TARİH boyunca insanlar ürettikleri malları başka ülkelere satmaya çalışmışlar, ama başka ülkelerden mal almamayı yeğlemişlerdir. İktisat tarihinde bu yaklaşıma ‘merkantilist yaklaşım’ denir. Merkantilizm 18. yüzyılın egemen ekonomi modeliydi.
Ticaret kıymetli madenler karşılığında (çoğunlukla altın) yapıldığından, ihracat yapan ülke kıymetli madenler elde ederken, ithalat yapmayarak kıymetli madenlerin başka ülkelere gitmesi de önlenirdi. Bir anlamda, merkantilist ekonomi modelinde kıymetli maden biriktirmek (bulyonizm) bir amaç halini almıştı.

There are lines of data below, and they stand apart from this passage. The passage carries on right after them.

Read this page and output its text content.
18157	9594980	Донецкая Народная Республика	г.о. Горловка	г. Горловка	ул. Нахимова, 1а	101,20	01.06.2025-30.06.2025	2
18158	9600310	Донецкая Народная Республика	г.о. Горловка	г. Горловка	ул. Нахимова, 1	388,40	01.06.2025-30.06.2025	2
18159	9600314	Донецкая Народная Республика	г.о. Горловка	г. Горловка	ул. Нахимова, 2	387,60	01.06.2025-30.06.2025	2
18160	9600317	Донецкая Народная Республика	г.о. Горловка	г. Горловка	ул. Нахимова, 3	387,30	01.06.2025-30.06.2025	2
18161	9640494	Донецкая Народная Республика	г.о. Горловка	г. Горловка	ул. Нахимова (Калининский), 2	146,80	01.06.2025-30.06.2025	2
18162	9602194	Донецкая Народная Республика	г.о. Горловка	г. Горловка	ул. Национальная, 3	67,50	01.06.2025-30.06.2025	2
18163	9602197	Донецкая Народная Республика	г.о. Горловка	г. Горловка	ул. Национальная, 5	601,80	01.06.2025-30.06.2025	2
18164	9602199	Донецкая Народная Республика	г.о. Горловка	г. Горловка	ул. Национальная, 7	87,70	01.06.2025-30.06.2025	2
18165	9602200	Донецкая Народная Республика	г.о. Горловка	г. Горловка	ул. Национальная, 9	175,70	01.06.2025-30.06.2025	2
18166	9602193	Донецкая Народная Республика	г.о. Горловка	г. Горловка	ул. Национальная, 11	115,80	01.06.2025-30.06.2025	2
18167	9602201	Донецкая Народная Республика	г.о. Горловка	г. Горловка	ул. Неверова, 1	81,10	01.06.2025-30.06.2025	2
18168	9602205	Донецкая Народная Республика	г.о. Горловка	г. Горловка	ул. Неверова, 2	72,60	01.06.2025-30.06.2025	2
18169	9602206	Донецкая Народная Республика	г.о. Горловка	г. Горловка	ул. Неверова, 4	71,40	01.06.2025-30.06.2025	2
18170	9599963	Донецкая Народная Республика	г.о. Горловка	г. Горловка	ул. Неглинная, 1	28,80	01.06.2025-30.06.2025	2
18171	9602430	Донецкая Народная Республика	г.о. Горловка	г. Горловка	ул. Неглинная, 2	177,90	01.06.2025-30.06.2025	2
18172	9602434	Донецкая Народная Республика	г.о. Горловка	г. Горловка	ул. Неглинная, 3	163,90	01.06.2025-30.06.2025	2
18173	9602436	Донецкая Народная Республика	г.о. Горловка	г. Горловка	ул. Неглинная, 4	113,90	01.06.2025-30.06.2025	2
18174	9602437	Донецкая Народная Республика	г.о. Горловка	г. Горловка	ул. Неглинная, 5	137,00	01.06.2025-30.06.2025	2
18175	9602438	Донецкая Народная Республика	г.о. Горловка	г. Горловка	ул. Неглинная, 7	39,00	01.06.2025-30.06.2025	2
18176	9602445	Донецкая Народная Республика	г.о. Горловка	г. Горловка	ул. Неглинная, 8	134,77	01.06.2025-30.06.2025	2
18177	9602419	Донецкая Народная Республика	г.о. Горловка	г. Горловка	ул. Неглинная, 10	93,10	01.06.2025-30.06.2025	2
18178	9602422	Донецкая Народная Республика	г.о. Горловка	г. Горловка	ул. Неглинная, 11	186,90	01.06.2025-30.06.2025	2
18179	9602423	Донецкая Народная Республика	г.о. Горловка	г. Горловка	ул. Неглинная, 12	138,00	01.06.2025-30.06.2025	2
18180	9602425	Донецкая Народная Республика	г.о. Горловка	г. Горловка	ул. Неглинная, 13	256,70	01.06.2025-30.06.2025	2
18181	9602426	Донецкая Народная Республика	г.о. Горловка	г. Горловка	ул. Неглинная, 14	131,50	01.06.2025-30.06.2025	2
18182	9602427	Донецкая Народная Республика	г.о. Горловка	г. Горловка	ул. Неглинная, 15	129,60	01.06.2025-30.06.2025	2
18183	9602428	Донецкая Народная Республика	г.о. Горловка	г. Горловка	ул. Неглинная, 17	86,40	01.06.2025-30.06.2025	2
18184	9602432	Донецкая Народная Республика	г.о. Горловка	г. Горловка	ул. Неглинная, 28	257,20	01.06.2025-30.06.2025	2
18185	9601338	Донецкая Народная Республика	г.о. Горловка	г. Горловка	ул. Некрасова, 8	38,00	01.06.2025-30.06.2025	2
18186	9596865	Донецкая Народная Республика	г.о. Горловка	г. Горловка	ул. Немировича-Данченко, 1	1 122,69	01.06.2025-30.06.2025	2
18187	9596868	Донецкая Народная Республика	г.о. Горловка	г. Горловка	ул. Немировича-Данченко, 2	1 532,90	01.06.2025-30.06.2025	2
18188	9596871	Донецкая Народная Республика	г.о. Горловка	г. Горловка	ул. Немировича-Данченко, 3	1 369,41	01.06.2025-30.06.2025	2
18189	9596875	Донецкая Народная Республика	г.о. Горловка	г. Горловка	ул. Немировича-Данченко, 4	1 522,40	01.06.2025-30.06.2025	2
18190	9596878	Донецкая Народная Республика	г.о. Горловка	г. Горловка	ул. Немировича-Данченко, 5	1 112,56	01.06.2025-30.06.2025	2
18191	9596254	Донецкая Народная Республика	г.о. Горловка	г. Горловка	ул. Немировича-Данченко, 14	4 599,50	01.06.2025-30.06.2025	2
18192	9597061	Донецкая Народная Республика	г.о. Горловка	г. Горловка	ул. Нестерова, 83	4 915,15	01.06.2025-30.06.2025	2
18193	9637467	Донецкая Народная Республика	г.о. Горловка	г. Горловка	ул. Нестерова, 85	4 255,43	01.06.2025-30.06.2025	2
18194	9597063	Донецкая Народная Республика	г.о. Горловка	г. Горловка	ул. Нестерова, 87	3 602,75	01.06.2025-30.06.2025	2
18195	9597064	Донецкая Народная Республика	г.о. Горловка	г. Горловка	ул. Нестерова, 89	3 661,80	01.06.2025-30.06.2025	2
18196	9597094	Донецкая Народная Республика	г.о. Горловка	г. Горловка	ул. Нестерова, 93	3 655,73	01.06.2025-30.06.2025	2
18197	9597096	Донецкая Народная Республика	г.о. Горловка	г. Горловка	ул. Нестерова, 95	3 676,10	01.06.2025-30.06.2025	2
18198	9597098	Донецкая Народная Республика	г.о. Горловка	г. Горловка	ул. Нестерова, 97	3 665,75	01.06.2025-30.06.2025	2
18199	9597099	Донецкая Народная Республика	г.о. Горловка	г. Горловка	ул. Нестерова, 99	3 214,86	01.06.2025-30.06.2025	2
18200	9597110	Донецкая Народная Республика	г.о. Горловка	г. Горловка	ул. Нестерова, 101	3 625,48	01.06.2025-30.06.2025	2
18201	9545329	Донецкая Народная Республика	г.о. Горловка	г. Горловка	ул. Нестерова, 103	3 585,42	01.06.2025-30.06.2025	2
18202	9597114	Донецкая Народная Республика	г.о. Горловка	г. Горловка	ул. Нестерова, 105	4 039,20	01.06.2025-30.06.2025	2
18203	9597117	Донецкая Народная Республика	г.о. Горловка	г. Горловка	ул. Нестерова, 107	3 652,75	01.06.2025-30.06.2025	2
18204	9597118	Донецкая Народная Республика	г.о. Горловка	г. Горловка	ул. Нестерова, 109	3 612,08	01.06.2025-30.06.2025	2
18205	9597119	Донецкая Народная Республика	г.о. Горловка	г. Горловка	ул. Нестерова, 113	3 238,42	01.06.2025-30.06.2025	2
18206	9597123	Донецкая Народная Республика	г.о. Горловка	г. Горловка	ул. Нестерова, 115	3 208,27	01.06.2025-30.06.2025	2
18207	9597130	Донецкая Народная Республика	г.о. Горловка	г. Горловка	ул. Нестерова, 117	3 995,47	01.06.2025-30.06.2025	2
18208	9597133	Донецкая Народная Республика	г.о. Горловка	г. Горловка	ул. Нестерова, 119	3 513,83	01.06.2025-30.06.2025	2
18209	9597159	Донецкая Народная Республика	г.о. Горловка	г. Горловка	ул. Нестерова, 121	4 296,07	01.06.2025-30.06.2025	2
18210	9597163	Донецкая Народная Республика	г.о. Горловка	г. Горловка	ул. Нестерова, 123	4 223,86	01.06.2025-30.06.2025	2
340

Herhalde, yerli malları kullan sloganı 1700’lü yıllarda icat edilmişti.
SİYASİ DOĞRU
1800’lü yılların başında, kıymetli maden biriktirme uğruna ihracat yapıp ithalatı engellemenin iktisadi bir tarafı olmadığı İngiliz iktisat düşünürü David Ricardo tarafından ortaya atıldı. Önemli olan yerli malı kullanmak değil, ucuz malı kullanmaktı. Sen başkalarının ürettiği ucuz malları kullanırsan, başkaları da senin ürettiğin ucuz malları kullanırdı. Bir anlamda, ithalat olmadan ihracat da olmazdı. İhracat ve ithalat berberce toplumun refahını azamiye çıkarabilirdi.
Bu bakış açısı iktisat öğretisinin temel taşlarından biri olduğu halde, tarihin hiçbir döneminde siyasetçilerin hoşuna gitmedi. Sağduyu sahibi olduklarını sananların mantığına ters geldi. Çünkü, ihracat istihdam yaratmaktı. İthalat ise yurt içindeki istihdamın önlenip başkalarına istihdam yaratmaktı. Kendi vatandaşlarına istihdam yaratmak varken, başkalarına neden istihdam yaratılıyordu ki?
O nedenle, yerli malı kullanmak tarihin her döneminde vatanseverlik ile eşdeğer tutuldu. Bizler de her yıl yerli malları haftasını kutlayarak büyüdük. Elimizde küçük bir tabak, içinde incir, üzüm ve elma gibi meyveler yerli malı kullanmanın faziletlerini öğrendik. Annelerimiz Sümerbank mağazalarına yerli malları mağazası derlerdi. Öğrendiklerimizin yanlış olduğunu anlamak yıllar aldı.
Bugün dahi, Amerika’da artan dış ticaret açığına çözüm yolu olarak yerli malları kullanılmasını öneren Amerikalı siyasetçiler vardır. Dolayısıyla, yerli malı siyaseti bize özgü bir durum değildir. Siyasetçilerin evrensel doğrularından biridir. Çünkü, anlatması kolaydır. Kulağa hoş gelir. Taraftar toplar. Ama, hiçbir bilimsel tabanı yoktur. İktisatta yerli malları kullanmak değil, ucuz malları kullanmak esastır.
İSTİHDAM SORUNU
Türkiye’de istihdam sorununa çözüm bulmaya yönelik olarak istihdam vergilerini düşürmek zorunludur. Yatırım teşviklerindeistihdamı gözetmek mutlaka teşvik sisteminin amaçlardan biri olmalıdır. Gençlerimize hiçbir işe yaramayan lise ve yüksek okul eğitimi vermeye çalışacağımıza, onları doğru eğitime yönlendirip istihdam edilebilir hale getirmek mutlaka istihdam sorunun çözümü için doğru bir yaklaşım olacaktır.
Bütün bunların yanında, istihdam sorunun çözümü için birinci sıraya ‘yerli malları kullan’ sloganı ile ortalığa çıkılırsa, daha Türkiye’de istihdam sorununu çözmekten çok uzağız demektir.
Türkiye istihdam sorununu emeğin verimliliğini arttığı ve daha da artacağı bir ortamda çözmek durumundadır. Bunun yolu ‘yerli malları kullan’ sloganı ile ekonomik birimleri yanlış yönlendirmek değil, aksine, daha ucuzu üretmek ve tüketmeye çalışmaktır. Rekabetçi olmayan hiçbir üretim uzun vadede yaşayamaz.